Berlin’s visitors (part 2)

I first visited Berlin a few years ago, and, like so many people, I was struck by how many people pass through the city, attracted by its aura of easy-going coolness. Some are tourists, some are artists,some are backpackers who appreciate the low cost of living, some are academics…Berlin is like a nodal point in the flows of people in and around Europe: most people, at some point, travel to Berlin and fall in love with something about the city.

Like so many, after i visited, I wanted to return, and did so this month. I was struck all over again by Berlin’s coolness and relaxed creativity, but I also thought that something had changed. There is now a more noticeable sense of tension in relation to the many visitors who flow in and out of Berlin. This manifests in various ways. Local residents told me that there is a lot of tension in gentrifying areas, where bars and backpacker hostels have opened up, with residents repeatedly calling the police to complain about noise. Individuals running the various walking tours around Berlin neighbourhoods report that locals often make angry or aggressive comments as they pass by (and this happened to the ‘street art walking tour’ that I went on, as we walked through Kreuzberg). Visitors, whether tourists or outside investors snapping up cheap property, are seen as key contributors to the gentrification process, which results in rents going up for locals and communities either fragmenting or being displaced. there is perhaps a little less warmth towards visitors in some areas than there might have been a few years ago, especially in those areas where gentrification is actively underway.

There’s lots more to say in relation to the complexities of what’s happening in Berlin, but it’s interesting here to look at the various visual traces of the tensions around ambivalence (or sometimes even antagonism) towards those who visit Berlin.
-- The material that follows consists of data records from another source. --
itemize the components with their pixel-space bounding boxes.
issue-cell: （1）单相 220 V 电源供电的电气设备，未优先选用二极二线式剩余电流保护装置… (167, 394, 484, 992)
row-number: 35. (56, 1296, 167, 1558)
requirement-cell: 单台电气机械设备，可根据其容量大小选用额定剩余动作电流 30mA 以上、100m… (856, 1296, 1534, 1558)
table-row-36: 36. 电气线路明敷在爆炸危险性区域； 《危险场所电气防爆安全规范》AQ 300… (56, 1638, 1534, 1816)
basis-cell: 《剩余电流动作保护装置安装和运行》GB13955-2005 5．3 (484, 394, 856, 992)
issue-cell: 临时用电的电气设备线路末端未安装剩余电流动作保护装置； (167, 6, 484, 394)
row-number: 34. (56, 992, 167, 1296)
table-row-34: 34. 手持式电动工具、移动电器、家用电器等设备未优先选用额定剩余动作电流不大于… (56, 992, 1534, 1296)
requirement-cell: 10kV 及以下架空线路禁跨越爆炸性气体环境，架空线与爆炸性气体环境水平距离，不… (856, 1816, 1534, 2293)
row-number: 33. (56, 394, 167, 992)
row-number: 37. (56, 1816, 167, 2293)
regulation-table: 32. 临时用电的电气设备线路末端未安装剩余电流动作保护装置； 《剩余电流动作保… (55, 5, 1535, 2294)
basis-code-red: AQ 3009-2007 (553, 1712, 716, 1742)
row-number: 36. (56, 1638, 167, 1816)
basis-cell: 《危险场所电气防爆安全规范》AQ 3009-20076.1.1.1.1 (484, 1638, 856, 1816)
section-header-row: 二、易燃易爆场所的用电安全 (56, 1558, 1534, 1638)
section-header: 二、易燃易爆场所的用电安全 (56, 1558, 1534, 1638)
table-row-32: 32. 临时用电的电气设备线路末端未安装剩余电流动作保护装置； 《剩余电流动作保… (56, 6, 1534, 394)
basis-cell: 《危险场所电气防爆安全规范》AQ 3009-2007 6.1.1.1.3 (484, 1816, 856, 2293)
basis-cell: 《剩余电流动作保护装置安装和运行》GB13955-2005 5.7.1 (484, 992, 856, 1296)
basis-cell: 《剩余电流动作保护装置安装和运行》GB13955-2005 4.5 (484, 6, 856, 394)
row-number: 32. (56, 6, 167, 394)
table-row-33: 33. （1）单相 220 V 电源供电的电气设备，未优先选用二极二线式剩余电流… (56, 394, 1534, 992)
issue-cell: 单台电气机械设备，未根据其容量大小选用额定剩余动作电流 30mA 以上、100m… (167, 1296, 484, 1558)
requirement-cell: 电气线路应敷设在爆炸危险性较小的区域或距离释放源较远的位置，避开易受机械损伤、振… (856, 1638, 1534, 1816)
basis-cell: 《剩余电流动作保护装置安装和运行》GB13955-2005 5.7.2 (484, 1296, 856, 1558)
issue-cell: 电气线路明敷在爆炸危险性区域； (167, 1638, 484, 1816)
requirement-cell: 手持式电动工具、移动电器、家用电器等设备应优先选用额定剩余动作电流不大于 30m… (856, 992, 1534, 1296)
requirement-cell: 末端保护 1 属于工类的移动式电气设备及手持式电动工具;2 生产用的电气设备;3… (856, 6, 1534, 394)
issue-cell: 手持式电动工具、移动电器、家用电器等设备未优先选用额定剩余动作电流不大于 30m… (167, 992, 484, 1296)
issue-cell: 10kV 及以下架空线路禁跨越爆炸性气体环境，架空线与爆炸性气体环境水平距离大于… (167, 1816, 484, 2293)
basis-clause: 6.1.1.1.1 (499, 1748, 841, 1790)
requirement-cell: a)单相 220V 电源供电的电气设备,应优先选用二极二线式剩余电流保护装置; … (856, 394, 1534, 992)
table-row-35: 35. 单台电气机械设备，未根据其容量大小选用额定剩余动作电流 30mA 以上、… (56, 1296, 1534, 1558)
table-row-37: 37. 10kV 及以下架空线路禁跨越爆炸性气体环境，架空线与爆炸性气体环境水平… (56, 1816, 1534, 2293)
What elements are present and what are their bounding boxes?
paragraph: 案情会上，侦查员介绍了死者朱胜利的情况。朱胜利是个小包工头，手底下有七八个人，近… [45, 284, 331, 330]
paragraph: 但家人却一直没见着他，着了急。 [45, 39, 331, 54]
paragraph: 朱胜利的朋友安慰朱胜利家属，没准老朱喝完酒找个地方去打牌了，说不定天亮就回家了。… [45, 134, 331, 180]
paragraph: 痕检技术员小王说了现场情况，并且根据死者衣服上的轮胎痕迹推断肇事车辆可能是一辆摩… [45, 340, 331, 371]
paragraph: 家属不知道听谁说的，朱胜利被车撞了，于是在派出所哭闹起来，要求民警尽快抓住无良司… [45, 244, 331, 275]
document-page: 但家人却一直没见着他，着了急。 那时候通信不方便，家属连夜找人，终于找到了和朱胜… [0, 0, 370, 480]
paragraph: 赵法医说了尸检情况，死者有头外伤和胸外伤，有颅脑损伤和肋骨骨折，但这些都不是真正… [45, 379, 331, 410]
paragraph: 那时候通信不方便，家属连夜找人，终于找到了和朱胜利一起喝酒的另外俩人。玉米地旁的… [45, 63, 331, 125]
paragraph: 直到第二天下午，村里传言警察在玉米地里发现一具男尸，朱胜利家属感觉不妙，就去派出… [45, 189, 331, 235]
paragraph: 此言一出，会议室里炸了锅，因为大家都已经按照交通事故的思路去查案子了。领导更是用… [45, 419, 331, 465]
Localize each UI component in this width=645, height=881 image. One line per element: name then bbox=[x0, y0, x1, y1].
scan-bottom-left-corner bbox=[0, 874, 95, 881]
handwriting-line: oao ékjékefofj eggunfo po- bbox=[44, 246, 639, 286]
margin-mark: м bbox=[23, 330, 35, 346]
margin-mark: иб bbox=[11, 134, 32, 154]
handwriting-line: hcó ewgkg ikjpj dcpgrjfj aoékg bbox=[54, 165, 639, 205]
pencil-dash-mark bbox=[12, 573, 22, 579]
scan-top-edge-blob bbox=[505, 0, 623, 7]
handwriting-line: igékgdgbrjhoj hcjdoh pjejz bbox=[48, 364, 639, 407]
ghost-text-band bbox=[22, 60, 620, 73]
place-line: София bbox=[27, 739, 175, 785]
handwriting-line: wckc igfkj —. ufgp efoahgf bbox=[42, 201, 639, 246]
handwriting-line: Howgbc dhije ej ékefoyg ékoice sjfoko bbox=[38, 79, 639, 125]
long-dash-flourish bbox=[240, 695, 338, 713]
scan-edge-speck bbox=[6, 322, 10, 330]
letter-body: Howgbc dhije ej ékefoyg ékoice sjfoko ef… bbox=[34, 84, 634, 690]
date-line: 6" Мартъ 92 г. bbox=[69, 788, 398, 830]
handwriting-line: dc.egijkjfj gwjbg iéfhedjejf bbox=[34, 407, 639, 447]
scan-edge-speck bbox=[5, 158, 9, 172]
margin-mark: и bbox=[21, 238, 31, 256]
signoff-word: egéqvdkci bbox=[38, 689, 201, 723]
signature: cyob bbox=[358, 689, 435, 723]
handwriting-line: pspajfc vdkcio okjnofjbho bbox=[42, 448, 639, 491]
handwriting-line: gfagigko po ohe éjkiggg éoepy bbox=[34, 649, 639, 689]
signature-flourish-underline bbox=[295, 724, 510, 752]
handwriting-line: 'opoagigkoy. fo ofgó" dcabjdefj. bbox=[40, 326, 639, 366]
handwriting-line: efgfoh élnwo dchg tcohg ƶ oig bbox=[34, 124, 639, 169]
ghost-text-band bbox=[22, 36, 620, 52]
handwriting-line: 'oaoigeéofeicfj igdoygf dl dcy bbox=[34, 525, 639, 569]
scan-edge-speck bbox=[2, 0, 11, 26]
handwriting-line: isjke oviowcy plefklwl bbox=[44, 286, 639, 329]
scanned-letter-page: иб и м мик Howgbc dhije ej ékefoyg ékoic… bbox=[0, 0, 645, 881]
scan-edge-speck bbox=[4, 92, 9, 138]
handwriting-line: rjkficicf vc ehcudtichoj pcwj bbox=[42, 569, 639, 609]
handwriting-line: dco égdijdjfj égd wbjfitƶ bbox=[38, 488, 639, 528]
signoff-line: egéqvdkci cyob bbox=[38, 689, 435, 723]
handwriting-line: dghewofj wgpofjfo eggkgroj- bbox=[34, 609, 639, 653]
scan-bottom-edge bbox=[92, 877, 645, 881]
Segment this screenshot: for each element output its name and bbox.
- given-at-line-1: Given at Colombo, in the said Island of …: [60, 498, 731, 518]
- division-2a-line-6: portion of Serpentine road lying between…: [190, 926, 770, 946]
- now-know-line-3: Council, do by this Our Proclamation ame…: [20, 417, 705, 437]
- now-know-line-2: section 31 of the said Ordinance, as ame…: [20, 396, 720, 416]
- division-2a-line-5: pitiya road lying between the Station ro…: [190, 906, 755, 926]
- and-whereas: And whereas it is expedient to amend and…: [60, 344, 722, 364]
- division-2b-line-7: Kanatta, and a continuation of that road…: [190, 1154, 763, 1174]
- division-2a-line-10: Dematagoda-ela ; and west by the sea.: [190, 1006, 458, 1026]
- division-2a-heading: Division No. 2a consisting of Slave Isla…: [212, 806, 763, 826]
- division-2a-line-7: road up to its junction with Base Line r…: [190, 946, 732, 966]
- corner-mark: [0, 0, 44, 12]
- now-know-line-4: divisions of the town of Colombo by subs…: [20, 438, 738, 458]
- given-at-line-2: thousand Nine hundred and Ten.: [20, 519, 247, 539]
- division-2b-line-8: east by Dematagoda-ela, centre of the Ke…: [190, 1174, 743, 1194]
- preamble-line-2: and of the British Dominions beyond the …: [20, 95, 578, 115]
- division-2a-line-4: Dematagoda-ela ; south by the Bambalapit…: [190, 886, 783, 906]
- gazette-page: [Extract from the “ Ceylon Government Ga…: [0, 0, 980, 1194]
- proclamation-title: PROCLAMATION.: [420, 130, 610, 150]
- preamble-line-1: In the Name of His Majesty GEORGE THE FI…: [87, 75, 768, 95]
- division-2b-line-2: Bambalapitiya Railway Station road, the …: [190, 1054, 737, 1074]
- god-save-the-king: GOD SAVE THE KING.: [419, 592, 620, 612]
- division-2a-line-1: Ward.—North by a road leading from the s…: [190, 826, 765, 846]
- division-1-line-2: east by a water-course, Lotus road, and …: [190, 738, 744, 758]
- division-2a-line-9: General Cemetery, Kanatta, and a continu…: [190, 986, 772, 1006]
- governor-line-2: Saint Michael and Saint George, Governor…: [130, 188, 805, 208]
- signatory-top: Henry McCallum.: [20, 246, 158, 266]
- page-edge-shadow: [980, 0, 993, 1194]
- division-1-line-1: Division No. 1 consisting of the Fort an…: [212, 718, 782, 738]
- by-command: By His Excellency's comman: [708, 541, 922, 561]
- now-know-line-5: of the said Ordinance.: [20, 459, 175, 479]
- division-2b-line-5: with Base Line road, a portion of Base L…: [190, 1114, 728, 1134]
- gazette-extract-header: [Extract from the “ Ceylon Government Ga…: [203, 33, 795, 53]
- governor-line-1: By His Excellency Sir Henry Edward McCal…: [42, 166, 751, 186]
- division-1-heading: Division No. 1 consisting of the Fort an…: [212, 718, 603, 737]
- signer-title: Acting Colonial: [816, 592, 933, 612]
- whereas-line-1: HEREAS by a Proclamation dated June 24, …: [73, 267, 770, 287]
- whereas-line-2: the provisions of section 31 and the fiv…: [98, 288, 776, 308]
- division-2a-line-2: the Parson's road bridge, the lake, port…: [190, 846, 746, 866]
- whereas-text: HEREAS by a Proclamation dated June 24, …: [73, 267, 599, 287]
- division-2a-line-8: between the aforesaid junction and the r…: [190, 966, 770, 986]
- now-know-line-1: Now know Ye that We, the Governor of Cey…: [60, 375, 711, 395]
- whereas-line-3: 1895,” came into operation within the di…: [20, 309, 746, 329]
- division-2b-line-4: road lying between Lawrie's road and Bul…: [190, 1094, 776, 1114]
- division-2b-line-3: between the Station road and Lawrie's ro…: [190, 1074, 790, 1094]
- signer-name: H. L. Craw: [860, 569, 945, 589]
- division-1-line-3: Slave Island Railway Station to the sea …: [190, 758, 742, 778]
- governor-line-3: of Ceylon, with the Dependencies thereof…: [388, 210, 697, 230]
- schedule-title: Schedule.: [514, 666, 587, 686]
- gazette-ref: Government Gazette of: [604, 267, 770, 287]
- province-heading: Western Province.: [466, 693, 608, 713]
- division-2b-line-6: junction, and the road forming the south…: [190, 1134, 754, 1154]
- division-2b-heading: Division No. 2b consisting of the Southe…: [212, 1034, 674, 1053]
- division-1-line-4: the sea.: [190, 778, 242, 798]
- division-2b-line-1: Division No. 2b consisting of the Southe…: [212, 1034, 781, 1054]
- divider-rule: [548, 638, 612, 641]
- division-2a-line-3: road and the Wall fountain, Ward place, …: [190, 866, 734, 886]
Here’s a tour group, being introduced to the enormous Victor Ash mural in Kreuzberg. The guide was earnestly explaining to the tourists that having this mural on the building will increase the building’s value.

tour

All around Berlin, you can find these stickers, revisions of the ‘I heart Berlin’ (or New York or London or wherever) tourist cliché. They read ‘Berlin Doesn’t Love You’. These ones are located right next to the Victor Ash mural, a site at which almost every walking tour will visit.

doesnt

Another sign of the ways tourists make problematic incursions into the city: property investors buy up all or most of the apartments in a building and rent them to tourists/ short-term visitors. The names of individuals next to entry bells disappear; instead all you can see here are the agency codes for each apartment. Previous residents will have been bought out; any community within the building has been destroyed.

flats

And here’s a beautiful building in Kreuzberg: the one with ‘DACH’ rollered onto its roof (which is funny because ‘dach’ means ‘roof’ in German. It is dilapidated and empty right now but has been bought by a foreign investor and will be turned into a boutique hotel:

hotel

As part of the investor’s control of the space, the facade is now rented to approved advertisers, whose ads are taped on to the outer hoardings, with tape proclaiming that unauthorised additions will lead to prosecution. Sigh.

reclaim

At the same time, of course, since spaces can never be entirely tied down in the way the company obviously hope, various individuals have added tags and other ‘unauthorised’ images. You can see a pasted-up poster that speaks of ‘reclaiming our city’ and you can see a lot of these political posters, protest slogans and anti-gentrification graffiti around the city. So, like all cities, Berlin is in flux, undergoing change. But the ways in which it is resisting and contesting those changes are writ large on the surfaces of the city.

1 comment so far

  1. Fitzroy Flasher on

    Great piece, it’s an interesting first hand account as from the outside there is so much heat and hype about Berlin, and I suppose that’s exactly what happens, a place with an edge gets usurped by those that can afford to vie of it. Do you remember the Gentry Fuct stencils that went around Fitzroy about, damn almost a decade ago? Anyway food for thought, thanks, and I can’t wait for more ‘unauthorised’ response. It really is not dissimilar to the swing of politics, this pull towards popularity and against gentrification, the only difference is once the Gentry have swung in, I don’t think you ever see a swing back?